Understanding the Big Data Picture

Understanding the Big Data Picture

This post is the first in a series of three addressing strategic considerations for how to approach your organization’s Big Data infrastructure to create business value.

Information technology is revolutionizing products, and, in turn, revolutionizing how manufacturers use IT. Once composed solely of mechanical and electrical parts, products have become complex systems that combine hardware, sensors, microprocessors, software, and various forms of connectivity. These “smart, connected products” and the data they generate have unleashed a new era of innovation and opportunity.

Smart, connected products, emerging across all manufacturing sectors, enable a new set of capabilities that can be grouped into four categories: monitor, control, optimize, and automate. The ability to monitor—via sensors and other data sources—exposes the product’s condition, external environment, and operation. In effect, smart, connected products now have a digital voice and can exchange data with the manufacturer throughout the longest period of its lifecycle—the “use phase.”

This wealth of new data, which serves as the foundation for all other product capabilities, will bring about a new standard for managing the product and service lifecycle and the customer relationship. Just think about how valuable it would be for manufacturers to stay connected to the products they develop and service every day. Instead of asking customers about product performance, manufacturers would gather design and quality insight from the product directly.

Manufacturers could provide more efficient service by knowing something was about to break instead of waiting for customers to tell them it’s broken. Imagine the business growth manufacturers could drive if they knew how their product was being used, and were then able to deliver relevant and timely value-added services throughout the life of the product.
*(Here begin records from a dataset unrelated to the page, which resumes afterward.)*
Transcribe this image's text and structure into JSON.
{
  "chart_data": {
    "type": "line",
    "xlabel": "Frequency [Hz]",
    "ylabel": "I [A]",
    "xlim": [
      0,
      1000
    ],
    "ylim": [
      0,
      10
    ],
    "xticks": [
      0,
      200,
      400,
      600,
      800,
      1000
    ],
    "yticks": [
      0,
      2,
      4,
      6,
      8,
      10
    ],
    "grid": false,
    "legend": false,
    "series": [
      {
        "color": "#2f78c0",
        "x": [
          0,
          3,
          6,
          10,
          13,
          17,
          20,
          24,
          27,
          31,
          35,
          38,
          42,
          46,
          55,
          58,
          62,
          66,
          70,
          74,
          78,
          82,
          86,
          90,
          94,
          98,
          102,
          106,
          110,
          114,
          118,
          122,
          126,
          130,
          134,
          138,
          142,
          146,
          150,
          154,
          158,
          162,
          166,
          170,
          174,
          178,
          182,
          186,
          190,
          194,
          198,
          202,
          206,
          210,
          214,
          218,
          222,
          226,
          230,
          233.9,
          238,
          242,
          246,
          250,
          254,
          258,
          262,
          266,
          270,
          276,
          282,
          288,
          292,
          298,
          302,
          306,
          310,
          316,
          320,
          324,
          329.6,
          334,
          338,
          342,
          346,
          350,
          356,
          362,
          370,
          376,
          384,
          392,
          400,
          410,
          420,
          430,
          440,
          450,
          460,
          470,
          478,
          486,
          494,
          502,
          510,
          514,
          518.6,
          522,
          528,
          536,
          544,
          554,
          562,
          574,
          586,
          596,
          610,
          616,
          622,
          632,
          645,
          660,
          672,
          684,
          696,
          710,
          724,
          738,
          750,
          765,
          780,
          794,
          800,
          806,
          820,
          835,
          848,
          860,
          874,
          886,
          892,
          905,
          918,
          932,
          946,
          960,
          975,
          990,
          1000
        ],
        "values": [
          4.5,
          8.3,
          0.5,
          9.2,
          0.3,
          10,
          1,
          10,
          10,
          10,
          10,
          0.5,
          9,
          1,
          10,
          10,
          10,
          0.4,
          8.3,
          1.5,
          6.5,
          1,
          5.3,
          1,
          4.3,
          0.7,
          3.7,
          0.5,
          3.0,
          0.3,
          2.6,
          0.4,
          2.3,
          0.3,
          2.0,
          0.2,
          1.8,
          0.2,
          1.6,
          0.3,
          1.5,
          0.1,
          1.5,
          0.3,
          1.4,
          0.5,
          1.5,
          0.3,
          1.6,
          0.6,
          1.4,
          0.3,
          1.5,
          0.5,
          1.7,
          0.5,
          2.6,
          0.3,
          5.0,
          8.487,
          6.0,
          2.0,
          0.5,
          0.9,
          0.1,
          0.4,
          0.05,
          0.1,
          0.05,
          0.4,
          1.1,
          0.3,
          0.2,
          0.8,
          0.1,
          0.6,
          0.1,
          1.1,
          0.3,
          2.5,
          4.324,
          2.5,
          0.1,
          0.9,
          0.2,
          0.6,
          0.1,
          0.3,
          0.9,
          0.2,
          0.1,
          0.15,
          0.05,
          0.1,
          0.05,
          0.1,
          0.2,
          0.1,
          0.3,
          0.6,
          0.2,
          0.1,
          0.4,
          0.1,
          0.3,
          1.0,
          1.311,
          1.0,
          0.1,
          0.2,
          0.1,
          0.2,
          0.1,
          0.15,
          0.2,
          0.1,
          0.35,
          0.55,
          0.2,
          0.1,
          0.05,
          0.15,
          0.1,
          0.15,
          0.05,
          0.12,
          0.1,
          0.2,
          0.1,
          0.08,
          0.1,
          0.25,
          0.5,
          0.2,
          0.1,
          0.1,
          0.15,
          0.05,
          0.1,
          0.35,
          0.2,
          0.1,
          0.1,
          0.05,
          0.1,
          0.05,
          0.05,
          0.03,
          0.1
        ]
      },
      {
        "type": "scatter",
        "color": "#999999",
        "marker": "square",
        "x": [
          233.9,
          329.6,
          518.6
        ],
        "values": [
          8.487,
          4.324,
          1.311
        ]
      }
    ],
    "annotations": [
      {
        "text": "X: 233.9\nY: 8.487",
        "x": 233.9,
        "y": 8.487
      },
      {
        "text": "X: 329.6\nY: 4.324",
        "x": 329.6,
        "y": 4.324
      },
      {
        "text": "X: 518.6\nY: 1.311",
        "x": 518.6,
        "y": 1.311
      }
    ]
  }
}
On the furthest extreme, manufacturers might even provide their products entirely as a service, given the visibility and predictability provided by a smart, connected product.

The path to this value is through the aggregation and analysis of the following types of data:

  • External Data: Third-party data from customers, partners, suppliers; the broader ecosystem, such as weather, commodity and energy prices; geomapping; and from news and social media sources, all of which informs product capabilities and analysis;
  • Enterprise Data: Enterprise systems such as ERP, CRM, and PLM that provide data about customer preferences, sales and service history, and product details like engineering designs, warranty allowances, spare parts and inventory, suppliers, and costs;
  • Smart, Connected Product Data: Data from product sensors, which provides insights about the product’s condition such as location, temperature, and component or part failure, and data from the product’s operation, including utilization, usage time and rate, and log files.

Smart, connected products change the Big Data equation for manufacturers. With product usage, condition, and performance data streaming from smart, connected products, data analysis—including enterprise and external data—can access a 360-degree view of the product and provide a richer perspective on customer needs and inform decision-making across the organization.

However, this opportunity is not without costs. Big Data is generally described as data sets whose large volume, wide variety, and high velocity make them impractical to process and analyze with traditional database technologies and related tools in a cost- or time-effective way. In order to extract the real value and promise of Big Data, practitioners must embrace an exploratory and experimental mindset regarding data and analytics.

This unique approach along with the global scale and distribution of smart, connected products changes both the infrastructure and technology choices manufacturers will be required to support.

For organizations with lightly-connected products—with low-bandwidth modem or 2G-cellular connections, or remote devices that are intermittently connected—the challenges can be more profound. While one approach may require transitioning products to a higher bandwidth solution to leverage this new technology infrastructure, another approach may require adapting analytics capabilities directly onto the product. Adding onboard analytics will create a different set of challenges and considerations for modeling and implementing analytics within the limited hardware and software capabilities of the product.